Eric Schmidt joined Google in 2001 and helped grow the company from a Silicon Valley startup to a global leader in technology. He served as Google’s Chief Executive Officer from 2001-2011, Executive Chairman 2011-2018 and Technical Advisor 2018-2020. Prior to Google, Eric held leadership roles at Novell and Sun Microsystems, Inc.

He holds a bachelor’s degree in electrical engineering from Princeton University as well as a master’s degree and Ph.D. in computer science from the University of California, Berkeley. He was a member of the President’s Council of Advisors on Science and Technology. Eric is Chairman of the Department of Defense’s Innovation Board and was awarded the Medal for Distinguished Public Service by Secretary of Defense Ashton Carter. Eric is a member of NASA’s National Space Council User Advisory Group which is chaired by the Vice President.

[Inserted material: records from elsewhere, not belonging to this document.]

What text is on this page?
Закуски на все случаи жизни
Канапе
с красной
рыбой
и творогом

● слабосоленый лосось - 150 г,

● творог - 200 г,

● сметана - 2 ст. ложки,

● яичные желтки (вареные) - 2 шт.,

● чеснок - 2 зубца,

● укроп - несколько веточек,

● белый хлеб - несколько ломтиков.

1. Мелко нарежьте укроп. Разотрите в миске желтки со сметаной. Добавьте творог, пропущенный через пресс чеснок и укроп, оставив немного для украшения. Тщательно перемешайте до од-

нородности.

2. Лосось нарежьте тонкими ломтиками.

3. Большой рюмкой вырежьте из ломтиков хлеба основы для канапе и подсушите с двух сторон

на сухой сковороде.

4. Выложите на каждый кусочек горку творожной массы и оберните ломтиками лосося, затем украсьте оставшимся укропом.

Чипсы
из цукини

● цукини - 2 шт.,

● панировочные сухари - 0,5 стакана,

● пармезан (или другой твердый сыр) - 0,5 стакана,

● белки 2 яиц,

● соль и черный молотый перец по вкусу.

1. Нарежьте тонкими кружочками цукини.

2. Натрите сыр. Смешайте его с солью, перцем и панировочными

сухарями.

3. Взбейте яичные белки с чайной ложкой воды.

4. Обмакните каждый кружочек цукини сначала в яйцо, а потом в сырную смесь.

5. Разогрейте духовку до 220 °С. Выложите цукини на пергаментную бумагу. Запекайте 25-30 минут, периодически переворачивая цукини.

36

He is the co-author of The New Digital Age, How Google Works, and Trillion Dollar Coach, and serves on the boards of the Mayo Clinic and the Broad Institute. He’s a Gulfstream pilot, and his philanthropic efforts through The Schmidt Family Foundation focus on climate change, including support of ocean and marine life studies at sea, as well as education, specifically cutting-edge research and technology in the natural sciences and engineering. He is founder of Schmidt Futures which helps exceptional people do more for others by applying science and technology thoughtfully and working together across fields.